Ihre fröhliche Art ist aber nur ein Wesenszug der nun achtfachen Weltmeisterin. Schmid verfügt zudem über eine ausgeprägte soziale Ader. Als Corona tobte und an Sporttreiben nicht zu denken war, als darüber hinaus Masken in Deutschland zu den raren Gütern zählten, da setzte sich Schmid ohne großes Aufsehen darum zu machen bis zu sechs Stunden täglich an die Nähmaschine und produzierte Atemschutz-Masken für Krankenhäuser, Pflegeheime, Bekannte und Verwandte. Und auch ihr Erfolg bei der WM kommt nicht von ungefähr. Denn Katharina Schmid ist trotz ihrer gerade mal 26 Jahr so etwas wie die „Grande Dame“ des Frauenskispringens.
Generationenübergreifende Erfolge
Erste Erfolge sind in den Annalen beispielsweise im Jahr 2012 verzeichnet. Im Mixed-Team Wettbewerb des Sommer Grand Prix beispielsweise, gemeinsam mit den Herren Andreas Wank und Pascal Bodmer und mit einer gewissen Ulrike Gräßler. Die hatte bei der WM-Premiere 2009 in Liberec mit ihrer Silbermedaille den – wenn man so will – Boden bereitet für weitere deutsche Erfolge. 2015 wurde Schmid in Falun erstmals Weltmeisterin, im Mixed-Team mit Severin Freund, Carina Vogt und Richard Freitag. Vogt war damals die Vorfliegerin, holte 2x Gold – mehr Möglichkeiten hatten die Frauen damals nicht – und sie war als erste Olympiasiegerin der Skisprung-Geschichte der Frauen nach Falun gereist. Und Richard Freitag ist der Bruder von Selina Freitag, in diesem Winter Partnerin von Schmid bei ihren Goldflügen im Mixed-Team und mit der Mannschaft.

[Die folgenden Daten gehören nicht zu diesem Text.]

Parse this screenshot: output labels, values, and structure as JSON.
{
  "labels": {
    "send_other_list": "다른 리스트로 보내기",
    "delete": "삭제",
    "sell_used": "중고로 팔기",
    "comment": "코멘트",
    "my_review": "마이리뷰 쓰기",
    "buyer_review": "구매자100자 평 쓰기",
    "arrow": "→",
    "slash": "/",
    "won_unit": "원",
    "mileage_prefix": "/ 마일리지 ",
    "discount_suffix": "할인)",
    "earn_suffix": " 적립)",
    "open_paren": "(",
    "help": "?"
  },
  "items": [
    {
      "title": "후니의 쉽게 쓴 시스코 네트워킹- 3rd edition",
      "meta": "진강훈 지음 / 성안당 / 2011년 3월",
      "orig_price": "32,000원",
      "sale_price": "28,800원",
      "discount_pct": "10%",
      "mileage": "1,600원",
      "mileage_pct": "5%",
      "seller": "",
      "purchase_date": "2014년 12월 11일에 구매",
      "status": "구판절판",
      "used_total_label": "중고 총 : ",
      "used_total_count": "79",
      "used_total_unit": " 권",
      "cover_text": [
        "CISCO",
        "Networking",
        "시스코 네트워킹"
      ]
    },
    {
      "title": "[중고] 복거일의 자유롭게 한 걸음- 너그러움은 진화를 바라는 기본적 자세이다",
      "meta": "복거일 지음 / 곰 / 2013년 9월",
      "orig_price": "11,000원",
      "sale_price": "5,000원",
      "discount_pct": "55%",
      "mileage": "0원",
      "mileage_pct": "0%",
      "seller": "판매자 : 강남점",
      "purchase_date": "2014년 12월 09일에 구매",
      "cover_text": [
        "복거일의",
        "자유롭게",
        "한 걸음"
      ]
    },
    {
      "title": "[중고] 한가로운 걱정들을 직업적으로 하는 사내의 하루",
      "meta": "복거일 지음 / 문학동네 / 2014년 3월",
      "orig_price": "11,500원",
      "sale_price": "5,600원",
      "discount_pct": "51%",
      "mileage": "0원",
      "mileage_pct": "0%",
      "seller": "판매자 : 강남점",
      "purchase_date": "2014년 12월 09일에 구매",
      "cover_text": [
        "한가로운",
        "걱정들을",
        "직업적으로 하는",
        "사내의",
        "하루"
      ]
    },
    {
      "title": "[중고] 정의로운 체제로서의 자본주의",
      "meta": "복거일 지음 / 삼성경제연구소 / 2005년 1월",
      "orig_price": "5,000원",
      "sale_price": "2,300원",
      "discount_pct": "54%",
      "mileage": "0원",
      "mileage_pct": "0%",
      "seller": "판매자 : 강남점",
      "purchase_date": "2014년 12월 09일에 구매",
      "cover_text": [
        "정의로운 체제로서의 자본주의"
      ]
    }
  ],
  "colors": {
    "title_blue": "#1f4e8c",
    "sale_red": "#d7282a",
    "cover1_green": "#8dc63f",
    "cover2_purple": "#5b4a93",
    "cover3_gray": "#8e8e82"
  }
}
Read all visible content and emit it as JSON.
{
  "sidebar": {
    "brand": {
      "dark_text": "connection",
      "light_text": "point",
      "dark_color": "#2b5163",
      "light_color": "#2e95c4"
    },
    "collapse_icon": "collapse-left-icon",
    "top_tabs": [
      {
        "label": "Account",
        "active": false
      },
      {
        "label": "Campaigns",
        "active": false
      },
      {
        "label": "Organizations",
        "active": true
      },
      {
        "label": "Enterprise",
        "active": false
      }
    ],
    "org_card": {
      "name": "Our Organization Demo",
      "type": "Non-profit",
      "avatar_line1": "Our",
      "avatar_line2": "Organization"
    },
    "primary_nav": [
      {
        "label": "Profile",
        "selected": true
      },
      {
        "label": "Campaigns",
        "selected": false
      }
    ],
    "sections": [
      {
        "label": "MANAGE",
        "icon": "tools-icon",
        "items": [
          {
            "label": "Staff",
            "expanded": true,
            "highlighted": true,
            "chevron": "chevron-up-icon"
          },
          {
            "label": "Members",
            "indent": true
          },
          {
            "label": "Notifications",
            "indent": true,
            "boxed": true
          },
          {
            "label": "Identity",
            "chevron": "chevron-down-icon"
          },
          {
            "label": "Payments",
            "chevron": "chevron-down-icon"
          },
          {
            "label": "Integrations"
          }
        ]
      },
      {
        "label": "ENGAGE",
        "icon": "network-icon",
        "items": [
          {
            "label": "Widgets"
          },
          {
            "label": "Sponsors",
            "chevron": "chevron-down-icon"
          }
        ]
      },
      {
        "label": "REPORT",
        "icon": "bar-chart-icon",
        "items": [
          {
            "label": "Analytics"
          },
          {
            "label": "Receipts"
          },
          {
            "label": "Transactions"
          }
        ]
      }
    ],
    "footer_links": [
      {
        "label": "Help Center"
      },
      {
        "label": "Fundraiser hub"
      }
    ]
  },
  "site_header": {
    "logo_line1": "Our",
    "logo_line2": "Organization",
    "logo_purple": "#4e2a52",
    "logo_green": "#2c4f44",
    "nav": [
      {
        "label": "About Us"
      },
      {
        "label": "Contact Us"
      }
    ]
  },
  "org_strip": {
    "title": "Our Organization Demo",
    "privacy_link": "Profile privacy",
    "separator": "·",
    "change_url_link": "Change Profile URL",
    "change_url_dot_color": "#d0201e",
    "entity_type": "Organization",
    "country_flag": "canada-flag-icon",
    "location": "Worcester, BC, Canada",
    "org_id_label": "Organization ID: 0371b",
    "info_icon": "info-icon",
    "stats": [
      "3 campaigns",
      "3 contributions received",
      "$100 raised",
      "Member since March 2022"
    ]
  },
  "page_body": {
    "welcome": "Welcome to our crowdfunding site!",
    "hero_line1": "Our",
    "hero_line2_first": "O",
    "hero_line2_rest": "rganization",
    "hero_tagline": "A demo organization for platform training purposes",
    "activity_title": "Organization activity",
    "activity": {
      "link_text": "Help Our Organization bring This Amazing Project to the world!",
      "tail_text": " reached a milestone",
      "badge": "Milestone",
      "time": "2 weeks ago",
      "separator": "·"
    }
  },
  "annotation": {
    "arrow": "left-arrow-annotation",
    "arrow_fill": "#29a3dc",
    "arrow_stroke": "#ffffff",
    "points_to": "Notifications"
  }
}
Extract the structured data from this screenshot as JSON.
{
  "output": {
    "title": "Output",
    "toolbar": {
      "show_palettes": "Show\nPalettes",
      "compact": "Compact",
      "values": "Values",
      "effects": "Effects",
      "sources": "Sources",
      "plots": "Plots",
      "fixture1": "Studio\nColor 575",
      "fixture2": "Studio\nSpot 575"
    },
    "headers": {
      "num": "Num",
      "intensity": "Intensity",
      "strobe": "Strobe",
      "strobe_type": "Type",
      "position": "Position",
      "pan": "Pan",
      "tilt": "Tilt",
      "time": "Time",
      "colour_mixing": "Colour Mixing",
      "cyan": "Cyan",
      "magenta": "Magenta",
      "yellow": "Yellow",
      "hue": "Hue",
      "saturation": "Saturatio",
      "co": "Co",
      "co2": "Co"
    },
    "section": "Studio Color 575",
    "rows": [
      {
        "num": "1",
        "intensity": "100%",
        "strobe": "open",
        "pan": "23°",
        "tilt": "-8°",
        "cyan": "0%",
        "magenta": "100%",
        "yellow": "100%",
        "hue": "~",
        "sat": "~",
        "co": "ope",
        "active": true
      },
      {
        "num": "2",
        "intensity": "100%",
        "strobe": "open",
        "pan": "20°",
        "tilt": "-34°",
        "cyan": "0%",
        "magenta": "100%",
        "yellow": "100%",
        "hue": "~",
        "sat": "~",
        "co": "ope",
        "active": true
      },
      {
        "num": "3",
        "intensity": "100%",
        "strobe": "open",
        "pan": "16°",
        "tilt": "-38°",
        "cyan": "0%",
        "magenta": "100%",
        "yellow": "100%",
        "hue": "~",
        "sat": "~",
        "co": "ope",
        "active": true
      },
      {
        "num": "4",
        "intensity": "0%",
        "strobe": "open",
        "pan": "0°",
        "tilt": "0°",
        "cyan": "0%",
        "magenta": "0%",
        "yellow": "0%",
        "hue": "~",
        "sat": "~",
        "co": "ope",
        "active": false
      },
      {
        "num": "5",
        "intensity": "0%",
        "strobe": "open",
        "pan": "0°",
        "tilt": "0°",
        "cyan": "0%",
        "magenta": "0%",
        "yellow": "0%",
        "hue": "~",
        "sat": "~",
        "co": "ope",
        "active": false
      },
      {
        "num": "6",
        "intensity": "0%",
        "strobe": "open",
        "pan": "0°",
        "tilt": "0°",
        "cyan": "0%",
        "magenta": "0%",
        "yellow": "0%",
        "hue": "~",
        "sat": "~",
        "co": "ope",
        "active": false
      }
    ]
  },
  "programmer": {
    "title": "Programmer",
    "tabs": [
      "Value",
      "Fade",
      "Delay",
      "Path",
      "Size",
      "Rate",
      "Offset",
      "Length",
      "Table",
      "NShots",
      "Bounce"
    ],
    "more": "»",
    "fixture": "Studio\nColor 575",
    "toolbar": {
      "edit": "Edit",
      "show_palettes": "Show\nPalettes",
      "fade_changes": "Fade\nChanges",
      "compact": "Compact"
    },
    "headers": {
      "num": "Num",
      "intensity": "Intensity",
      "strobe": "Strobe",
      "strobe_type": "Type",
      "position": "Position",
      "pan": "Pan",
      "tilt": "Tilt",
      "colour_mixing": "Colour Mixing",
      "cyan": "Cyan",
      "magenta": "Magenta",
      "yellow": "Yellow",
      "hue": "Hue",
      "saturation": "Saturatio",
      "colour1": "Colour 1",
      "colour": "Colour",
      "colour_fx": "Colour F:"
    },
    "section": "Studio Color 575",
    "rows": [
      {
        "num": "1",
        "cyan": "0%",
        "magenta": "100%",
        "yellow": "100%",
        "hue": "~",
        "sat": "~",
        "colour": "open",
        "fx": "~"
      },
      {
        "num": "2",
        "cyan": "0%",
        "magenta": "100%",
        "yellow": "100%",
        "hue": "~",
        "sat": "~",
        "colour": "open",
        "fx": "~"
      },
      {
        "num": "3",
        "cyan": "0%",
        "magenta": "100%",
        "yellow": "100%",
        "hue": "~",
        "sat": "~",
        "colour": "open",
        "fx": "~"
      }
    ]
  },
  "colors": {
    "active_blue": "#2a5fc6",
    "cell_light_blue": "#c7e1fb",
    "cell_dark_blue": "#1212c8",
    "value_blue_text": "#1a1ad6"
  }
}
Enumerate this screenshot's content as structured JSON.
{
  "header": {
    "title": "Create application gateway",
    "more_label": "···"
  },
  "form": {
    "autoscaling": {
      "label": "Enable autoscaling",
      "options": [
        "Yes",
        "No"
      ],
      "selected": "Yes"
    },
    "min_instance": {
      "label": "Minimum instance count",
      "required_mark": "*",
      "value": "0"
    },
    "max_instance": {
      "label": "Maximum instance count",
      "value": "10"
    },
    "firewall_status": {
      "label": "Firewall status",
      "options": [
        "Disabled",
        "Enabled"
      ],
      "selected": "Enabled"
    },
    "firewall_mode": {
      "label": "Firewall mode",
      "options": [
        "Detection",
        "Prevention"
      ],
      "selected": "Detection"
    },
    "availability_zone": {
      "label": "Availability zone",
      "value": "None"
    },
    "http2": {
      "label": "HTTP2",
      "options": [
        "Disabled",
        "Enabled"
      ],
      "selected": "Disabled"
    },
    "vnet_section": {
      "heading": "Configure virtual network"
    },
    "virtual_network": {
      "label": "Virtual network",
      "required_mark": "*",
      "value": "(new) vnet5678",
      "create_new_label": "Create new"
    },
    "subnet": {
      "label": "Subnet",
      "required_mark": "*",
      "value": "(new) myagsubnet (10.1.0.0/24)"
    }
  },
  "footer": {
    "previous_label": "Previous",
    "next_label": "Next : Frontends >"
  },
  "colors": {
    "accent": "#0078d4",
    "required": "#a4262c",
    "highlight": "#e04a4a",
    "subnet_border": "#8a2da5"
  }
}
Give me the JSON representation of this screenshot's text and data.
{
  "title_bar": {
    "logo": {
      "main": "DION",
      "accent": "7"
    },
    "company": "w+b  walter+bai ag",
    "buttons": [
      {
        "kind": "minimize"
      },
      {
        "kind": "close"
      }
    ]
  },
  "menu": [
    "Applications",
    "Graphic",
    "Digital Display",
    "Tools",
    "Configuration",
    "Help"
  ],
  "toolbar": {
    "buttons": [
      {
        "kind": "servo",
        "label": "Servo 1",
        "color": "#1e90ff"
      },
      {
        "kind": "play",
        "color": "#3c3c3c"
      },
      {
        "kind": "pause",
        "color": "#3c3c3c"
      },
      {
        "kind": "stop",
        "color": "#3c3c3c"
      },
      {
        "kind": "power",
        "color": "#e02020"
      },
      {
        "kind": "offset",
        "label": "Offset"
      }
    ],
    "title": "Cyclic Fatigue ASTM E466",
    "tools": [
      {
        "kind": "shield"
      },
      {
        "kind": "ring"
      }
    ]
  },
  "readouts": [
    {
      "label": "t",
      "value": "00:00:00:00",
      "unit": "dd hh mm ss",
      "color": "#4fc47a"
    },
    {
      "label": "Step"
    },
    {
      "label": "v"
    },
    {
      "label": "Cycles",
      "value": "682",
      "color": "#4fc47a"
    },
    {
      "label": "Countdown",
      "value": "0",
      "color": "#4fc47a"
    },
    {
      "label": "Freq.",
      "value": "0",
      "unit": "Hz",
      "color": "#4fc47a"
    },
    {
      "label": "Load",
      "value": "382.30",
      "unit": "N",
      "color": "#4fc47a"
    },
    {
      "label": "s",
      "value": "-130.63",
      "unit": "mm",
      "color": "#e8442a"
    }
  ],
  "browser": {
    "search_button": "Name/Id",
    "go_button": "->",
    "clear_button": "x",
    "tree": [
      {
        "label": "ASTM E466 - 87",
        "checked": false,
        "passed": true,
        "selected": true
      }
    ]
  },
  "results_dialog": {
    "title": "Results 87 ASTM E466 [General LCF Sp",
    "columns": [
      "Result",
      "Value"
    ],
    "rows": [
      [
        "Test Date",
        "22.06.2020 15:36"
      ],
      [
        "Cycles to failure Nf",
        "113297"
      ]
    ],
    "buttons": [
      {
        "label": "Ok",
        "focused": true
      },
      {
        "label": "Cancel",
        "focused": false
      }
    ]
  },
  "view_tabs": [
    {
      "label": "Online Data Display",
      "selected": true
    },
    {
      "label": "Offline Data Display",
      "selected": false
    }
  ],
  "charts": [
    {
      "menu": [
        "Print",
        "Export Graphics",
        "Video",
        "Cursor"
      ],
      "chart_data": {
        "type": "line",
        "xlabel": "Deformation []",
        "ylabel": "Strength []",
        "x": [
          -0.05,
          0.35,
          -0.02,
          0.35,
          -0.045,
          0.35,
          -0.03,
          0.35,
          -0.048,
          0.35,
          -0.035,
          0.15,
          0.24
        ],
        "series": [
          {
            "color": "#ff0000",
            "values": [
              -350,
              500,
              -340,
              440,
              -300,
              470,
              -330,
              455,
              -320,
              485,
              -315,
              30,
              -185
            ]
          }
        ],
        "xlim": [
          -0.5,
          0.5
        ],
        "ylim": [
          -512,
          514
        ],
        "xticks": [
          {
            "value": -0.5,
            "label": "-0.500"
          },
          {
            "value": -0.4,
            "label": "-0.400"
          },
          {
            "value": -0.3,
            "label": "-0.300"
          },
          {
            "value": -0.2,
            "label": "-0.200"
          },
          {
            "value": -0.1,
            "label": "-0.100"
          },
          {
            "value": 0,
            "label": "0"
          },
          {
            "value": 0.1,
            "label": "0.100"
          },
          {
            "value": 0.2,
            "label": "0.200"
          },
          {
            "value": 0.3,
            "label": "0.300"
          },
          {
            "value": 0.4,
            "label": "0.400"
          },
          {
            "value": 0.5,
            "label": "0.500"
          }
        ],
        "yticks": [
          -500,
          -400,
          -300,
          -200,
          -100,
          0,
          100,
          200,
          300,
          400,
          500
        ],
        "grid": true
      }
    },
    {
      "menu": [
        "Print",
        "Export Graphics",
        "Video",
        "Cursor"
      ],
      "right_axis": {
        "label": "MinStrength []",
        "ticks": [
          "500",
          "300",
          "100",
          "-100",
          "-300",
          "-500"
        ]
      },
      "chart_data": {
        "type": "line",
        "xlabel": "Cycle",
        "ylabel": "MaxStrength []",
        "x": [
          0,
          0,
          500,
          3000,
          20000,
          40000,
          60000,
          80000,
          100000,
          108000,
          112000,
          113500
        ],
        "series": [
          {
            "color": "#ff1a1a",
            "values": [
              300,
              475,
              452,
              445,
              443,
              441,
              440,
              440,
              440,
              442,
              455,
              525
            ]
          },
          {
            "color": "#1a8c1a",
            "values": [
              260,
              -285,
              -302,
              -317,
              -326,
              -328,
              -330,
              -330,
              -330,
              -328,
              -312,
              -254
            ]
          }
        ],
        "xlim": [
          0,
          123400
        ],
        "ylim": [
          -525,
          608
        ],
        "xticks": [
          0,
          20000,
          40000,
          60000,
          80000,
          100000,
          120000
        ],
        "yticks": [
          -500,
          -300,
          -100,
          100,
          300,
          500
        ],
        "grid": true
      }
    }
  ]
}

Skifliegen – Katharina Schmid‘ Kindheitstraum
Auch wenn das so klingt, als sei Katharina Schmid nun rum, hätte alles erlebt und ihre Karriere würde sich dem Ende zuneigen – die Oberstdorferin wird weitermachen, denn sie hat noch Ziele und das Niveau, auch in Zukunft Großes zu vollbringen. In diesem Winter gibt es noch einen Höhepunkt für die Allgäuerin – das Skifliegen in Vikersund. Katharina Schmid gehört zu den wenigen Frauen, denen selbst Skeptiker einen sicheren Flug und eine ebenso sichere Landung zutrauen. Vielleicht knackt die 26jährige in Norwegen auch noch den Skiflug-Weltrekord.
Das Highlight folgt im Frühjahr
Den ganz großen Höhepunkt im Leben der Katharina Schmid, den gibt es aber erst, wenn der letzte Schnee getaut ist. Denn im Frühjahr will Katharina ihren Verlobten Patrick heiraten. Der ist der Bruder von Kombinierer Julian Schmid. Und so könnte es sein, dass die Moderatoren bei der Wahl zur Sportlerin des Jahres doch noch einen anderen Namen als „Schmid“ aus dem Kuvert zaubern. Aber wenn auf dem Zettel dann Katharina Schmid steht, hat trotzdem die Richtige gewonnen.